Son de Federico Jeanmaire, ganador del Premio Clarín de Novela 2009 con su “Más liviano que el aire”, y Selva Almada, autora de “El viento que arrasa”, libro del año según la encuesta realizada por Revista Ñ.
Los inocentes
Por Selva Almada
Está acostumbrado a la matanza de animales. Desde su nacimiento lo acunaron los alaridos de los chanchos antes de pasar a degüello.
Es el único hijo de un matrimonio que se casó grande y que ya se resignaba a no tener descendencia, cuando recibieron la noticia del embarazo como un milagro navideño, porque se habían enterado para esas fechas. Al principio tuvieron miedo: el fantasma de un niño enfermo, los perseguía día y noche. Y ella, que nunca fue devota, se había puesto a rezar también noche y día y se había encomendado a San Ramón Nonato. Todo salió bien: el chico nació sano y fuerte y ella lo largó de una escupida, como le dijo la enfermera al padre que esperaba en el pasillo del hospital.
Viven en las afueras del pueblo, a unos doscientos metros de la ruta, y se dedican a criar y faenar animales de granja.
Entonces él, Vito, que tiene ocho años y acaba de terminar el tercer grado con buenas notas, está acostumbrado a ver morir animales, al olor de la sangre que cae en el sumidero del galpón que se usa de matadero, al mosquerío que se junta en el tacho donde arrojan las vísceras.
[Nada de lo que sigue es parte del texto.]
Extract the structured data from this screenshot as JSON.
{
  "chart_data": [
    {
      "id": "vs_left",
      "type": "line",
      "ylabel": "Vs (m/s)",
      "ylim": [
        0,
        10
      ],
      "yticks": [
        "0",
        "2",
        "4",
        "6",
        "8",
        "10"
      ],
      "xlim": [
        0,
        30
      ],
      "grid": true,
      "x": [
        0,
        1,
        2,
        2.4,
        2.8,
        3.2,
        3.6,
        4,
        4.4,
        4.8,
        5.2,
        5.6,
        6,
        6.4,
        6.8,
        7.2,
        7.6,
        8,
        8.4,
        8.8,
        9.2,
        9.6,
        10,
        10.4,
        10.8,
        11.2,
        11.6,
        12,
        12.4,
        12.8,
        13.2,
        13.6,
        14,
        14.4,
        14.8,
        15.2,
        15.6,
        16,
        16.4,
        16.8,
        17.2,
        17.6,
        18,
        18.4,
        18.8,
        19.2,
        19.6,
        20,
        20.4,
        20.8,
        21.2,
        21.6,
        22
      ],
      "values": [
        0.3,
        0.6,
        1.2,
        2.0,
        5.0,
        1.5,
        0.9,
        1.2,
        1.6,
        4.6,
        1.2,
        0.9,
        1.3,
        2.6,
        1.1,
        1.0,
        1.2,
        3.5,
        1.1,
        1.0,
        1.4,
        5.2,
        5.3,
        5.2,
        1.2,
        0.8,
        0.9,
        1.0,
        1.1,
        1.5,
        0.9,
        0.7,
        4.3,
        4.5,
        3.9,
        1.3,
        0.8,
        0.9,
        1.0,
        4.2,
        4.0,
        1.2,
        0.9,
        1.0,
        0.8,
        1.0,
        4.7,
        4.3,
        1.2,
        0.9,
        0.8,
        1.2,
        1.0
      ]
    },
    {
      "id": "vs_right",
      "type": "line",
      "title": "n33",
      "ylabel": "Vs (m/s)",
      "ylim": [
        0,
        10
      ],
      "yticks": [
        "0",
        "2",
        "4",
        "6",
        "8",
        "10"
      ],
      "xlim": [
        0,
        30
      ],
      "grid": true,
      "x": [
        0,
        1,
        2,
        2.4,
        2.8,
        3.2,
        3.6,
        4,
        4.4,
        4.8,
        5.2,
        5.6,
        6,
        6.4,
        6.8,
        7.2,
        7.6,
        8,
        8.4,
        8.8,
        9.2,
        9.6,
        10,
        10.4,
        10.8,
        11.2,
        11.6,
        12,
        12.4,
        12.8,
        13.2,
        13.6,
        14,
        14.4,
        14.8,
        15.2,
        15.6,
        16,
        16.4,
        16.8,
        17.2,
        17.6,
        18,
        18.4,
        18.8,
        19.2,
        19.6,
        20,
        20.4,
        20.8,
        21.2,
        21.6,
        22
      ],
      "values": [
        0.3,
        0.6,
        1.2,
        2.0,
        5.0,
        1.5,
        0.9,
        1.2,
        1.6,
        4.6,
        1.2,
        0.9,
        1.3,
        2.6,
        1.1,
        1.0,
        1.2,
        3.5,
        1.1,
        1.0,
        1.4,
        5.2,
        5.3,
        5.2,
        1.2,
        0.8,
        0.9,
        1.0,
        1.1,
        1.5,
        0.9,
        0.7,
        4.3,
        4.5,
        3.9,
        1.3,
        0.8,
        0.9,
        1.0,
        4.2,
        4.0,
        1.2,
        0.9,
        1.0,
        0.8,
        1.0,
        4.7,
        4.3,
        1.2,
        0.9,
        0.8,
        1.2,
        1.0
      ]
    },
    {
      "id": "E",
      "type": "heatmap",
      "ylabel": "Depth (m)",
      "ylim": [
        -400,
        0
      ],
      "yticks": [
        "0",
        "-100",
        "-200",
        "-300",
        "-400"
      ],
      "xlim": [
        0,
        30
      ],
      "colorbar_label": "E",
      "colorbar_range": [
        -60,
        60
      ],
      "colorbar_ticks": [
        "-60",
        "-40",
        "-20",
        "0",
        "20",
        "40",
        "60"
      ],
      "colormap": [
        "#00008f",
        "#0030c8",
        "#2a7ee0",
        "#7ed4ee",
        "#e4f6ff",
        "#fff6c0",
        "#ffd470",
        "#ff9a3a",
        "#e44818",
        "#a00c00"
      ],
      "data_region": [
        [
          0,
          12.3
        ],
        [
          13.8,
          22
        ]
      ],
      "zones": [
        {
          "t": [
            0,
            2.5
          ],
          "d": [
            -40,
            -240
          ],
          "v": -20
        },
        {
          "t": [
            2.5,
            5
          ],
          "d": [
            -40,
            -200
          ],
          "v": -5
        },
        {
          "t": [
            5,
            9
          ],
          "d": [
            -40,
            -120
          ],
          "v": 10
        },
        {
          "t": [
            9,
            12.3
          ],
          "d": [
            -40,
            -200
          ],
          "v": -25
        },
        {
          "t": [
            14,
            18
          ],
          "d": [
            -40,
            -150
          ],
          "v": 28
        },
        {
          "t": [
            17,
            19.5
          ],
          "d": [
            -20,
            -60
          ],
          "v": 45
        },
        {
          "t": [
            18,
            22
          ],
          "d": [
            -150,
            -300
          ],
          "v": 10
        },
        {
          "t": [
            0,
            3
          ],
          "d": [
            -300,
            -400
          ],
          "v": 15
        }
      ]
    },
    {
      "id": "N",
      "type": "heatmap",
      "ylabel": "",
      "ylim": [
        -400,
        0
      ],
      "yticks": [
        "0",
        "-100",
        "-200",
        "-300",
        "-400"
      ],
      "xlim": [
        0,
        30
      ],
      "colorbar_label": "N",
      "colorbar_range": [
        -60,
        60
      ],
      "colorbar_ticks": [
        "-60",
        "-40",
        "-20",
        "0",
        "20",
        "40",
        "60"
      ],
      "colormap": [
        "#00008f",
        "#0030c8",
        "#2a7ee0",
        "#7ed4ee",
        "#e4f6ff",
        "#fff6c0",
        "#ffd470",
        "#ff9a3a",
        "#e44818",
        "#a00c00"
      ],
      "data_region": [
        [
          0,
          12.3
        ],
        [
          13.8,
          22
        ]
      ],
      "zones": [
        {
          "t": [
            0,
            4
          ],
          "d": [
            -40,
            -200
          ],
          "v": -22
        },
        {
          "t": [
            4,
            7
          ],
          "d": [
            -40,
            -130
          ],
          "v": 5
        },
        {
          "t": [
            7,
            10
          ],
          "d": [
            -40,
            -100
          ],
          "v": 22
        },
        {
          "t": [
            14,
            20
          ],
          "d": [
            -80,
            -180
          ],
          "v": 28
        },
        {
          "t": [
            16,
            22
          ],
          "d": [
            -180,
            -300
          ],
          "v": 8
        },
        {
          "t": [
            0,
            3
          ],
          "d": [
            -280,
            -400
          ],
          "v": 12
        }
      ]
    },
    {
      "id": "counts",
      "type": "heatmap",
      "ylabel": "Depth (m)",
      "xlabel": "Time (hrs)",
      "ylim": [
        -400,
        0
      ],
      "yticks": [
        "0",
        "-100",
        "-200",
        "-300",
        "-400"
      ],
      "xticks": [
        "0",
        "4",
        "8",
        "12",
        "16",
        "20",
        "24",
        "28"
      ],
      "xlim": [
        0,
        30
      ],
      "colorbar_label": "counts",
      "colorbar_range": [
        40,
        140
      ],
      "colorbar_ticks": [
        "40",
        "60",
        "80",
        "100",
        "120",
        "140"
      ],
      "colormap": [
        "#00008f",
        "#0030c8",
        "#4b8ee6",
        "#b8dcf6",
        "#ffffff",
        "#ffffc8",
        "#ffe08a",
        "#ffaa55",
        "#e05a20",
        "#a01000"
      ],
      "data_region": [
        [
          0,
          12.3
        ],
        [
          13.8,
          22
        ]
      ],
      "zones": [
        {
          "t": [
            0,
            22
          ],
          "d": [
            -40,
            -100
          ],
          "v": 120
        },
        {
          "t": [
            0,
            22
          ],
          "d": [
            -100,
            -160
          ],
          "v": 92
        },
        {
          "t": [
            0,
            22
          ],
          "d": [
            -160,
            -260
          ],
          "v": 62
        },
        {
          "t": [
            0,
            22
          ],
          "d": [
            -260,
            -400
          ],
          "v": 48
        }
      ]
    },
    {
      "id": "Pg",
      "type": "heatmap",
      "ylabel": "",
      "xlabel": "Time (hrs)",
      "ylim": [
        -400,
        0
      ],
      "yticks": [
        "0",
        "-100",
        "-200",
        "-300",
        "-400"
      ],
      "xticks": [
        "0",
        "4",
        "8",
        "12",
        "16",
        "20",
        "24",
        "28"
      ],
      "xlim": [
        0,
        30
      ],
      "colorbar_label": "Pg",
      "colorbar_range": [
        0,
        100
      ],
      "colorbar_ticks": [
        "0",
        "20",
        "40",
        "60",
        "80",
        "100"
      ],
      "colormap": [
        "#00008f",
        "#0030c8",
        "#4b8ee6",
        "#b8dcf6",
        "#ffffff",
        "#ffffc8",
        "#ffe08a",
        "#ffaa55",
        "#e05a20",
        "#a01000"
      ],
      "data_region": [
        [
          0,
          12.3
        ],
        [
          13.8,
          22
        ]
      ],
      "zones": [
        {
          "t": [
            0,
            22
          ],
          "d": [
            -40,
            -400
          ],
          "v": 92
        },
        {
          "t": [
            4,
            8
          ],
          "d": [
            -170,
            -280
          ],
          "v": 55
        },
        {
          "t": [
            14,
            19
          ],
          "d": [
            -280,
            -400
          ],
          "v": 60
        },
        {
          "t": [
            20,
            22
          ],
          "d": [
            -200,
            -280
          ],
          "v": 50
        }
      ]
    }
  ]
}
Le gusta ayudar a sus padres que, sólo para las fiestas, cuando hay más demanda, pueden permitirse contratar un peón.
Hace varios años que Vito manguerea el piso de cemento del matadero, alimenta a los animales, pela lechoncitos y pollos: ambos se pasan por agua hirviendo, pero al lechón se lo pela con cuchara y al pollo a los tirones nomás.
Así como la madre se volvió creyente de la noche a la mañana, así también se le pasó la devoción al poco tiempo del parto, cuando estuvo segura de que su hijo estaba entero. Era tanto el trabajo que no tenía tiempo para seguir dedicándoselo a Dios.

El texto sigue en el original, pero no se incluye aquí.